At the beginning you know the character is remembering what he did it as a beautiful memory. You can imagine the scene as you are in the house, in the place he is telling you what happened with details, in a romantic tone through the nine firsts verses, a draw from the Romantic poetry of the earlier nineteenth century. But in the line 10, when the man starts to speak about her clothes the background changes, we enter in a Victorian tone.
He continues explaining each detail, each movement she makes, he is observing with attention, with incredible attention. This man enjoys the moment, he likes that moment he has lived with his woman and he doesn’t want to forget it, he doesn’t want that moment changes, he wants the moment remains (something impossible because, paradoxically, only the change is constant). And his solve? To freeze the moment killing her. He wraps her neck with her hair and strangles her. She is saying him she loves him, weak, sweetly… and he kills her because prefer passion prevail, as we can see from line 21 to line 26:
20 And spread, o'er all, her yellow hair,
Murmuring how she loved me--she
Too weak, for all her heart's endeavor,
To set its struggling passion free
From pride, and vainer ties dissever,
25 And give herself to me forever.
But passion sometimes would prevail,
Browning makes an incredible job through the poem, because you can see how the man is savouring the instants, a man without a sense of consciousness; you can see a psychopath’s mind, a man that is able to kill his partner for remaining the idea of love he likes and his woman showed him.
From the beginning or lines 9 or 10, we can feel as something strange is going to pass, because he is describing in a beautiful but strange way the moment. The next verses are ones of the best to show it this mad man :
35 While I debated what to do.
That moment she was mine, mine, fair,
Perfectly pure and good: I found
A thing to do, and all her hair
In one long yellow string I wound
40 Three times her little throat around,
And strangled her. No pain felt she;
I am quite sure she felt no pain.
“No pain felt she” (line 41) he says with incredible with one’s mind at ease and he continues “I am quite sure she felt no pain” (line 42) if in the case you doubt it or his mind doubt it.
He, after that, to have kill Porphyria thinks she is now completely for him, and he can do whatever he wants to do, and having killed her (an action that with a minimal of consciousness is a terrible fact) he decided “to play” with her died body. He plays with her eyes, with her neck, with her head… It’s a macabre image: in a house a man has killed a woman, and after he is playing with her like if she was a dolly while he is remembering the night. Can you imagine a living-room where there are a man and a woman sat together? He is happy. She is dead. It’s terrible.

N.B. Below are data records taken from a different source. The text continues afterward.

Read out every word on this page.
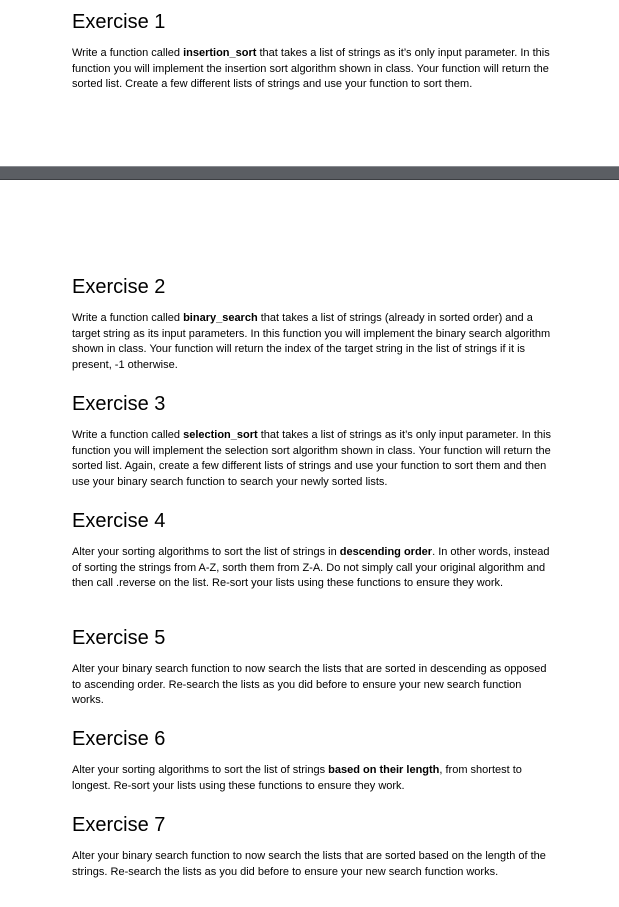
Exercise 1

Write a function called insertion_sort that takes a list of strings as it’s only input parameter. In this function you will implement the insertion sort algorithm shown in class. Your function will return the sorted list. Create a few different lists of strings and use your function to sort them.

Exercise 2

Write a function called binary_search that takes a list of strings (already in sorted order) and a target string as its input parameters. In this function you will implement the binary search algorithm shown in class. Your function will return the index of the target string in the list of strings if it is present, -1 otherwise.

Exercise 3

Write a function called selection_sort that takes a list of strings as it’s only input parameter. In this function you will implement the selection sort algorithm shown in class. Your function will return the sorted list. Again, create a few different lists of strings and use your function to sort them and then use your binary search function to search your newly sorted lists.

Exercise 4

Alter your sorting algorithms to sort the list of strings in descending order. In other words, instead of sorting the strings from A-Z, sorth them from Z-A. Do not simply call your original algorithm and then call .reverse on the list. Re-sort your lists using these functions to ensure they work.

Exercise 5

Alter your binary search function to now search the lists that are sorted in descending as opposed to ascending order. Re-search the lists as you did before to ensure your new search function works.

Exercise 6

Alter your sorting algorithms to sort the list of strings based on their length, from shortest to longest. Re-sort your lists using these functions to ensure they work.

Exercise 7

Alter your binary search function to now search the lists that are sorted based on the length of the strings. Re-search the lists as you did before to ensure your new search function works.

At the end he says: “And yet God has not said a word!” (line 60). As saying: I have been bad and nobody will punish me, not even God.
With that poem we can see an example of one of Browning’s ideas: “his denunciation of man’s ratiocinative intellect as the corrupting organ, his casuistical poems are ingenious analyses of men and women who are essentially good at heart but have gone wrong in the head” (extracted from: “Luis Cernuda and the modern English poets”, Chapter 2: Cernuda and Browning by Brian Hughes).
As we can read on Wikipedia:
“Browning’s fame today rests mainly on his dramatic monologues, in which the words not only convey setting and action but also reveal the speaker’s character. Unlike a soliloquy, the meaning in a Browning dramatic monologue is not what the speaker directly reveals but what he inadvertently "gives away" about himself in the process of rationalizing past actions, or "special-pleading" his case to a silent auditor in the poem.” “Porphyria’s Lover” is a good example.
References:
- “Luis Cernuda and the modern English poets”, Chapter 2: Cernuda and Browning, Brian Hughes, Univ. de Alicante.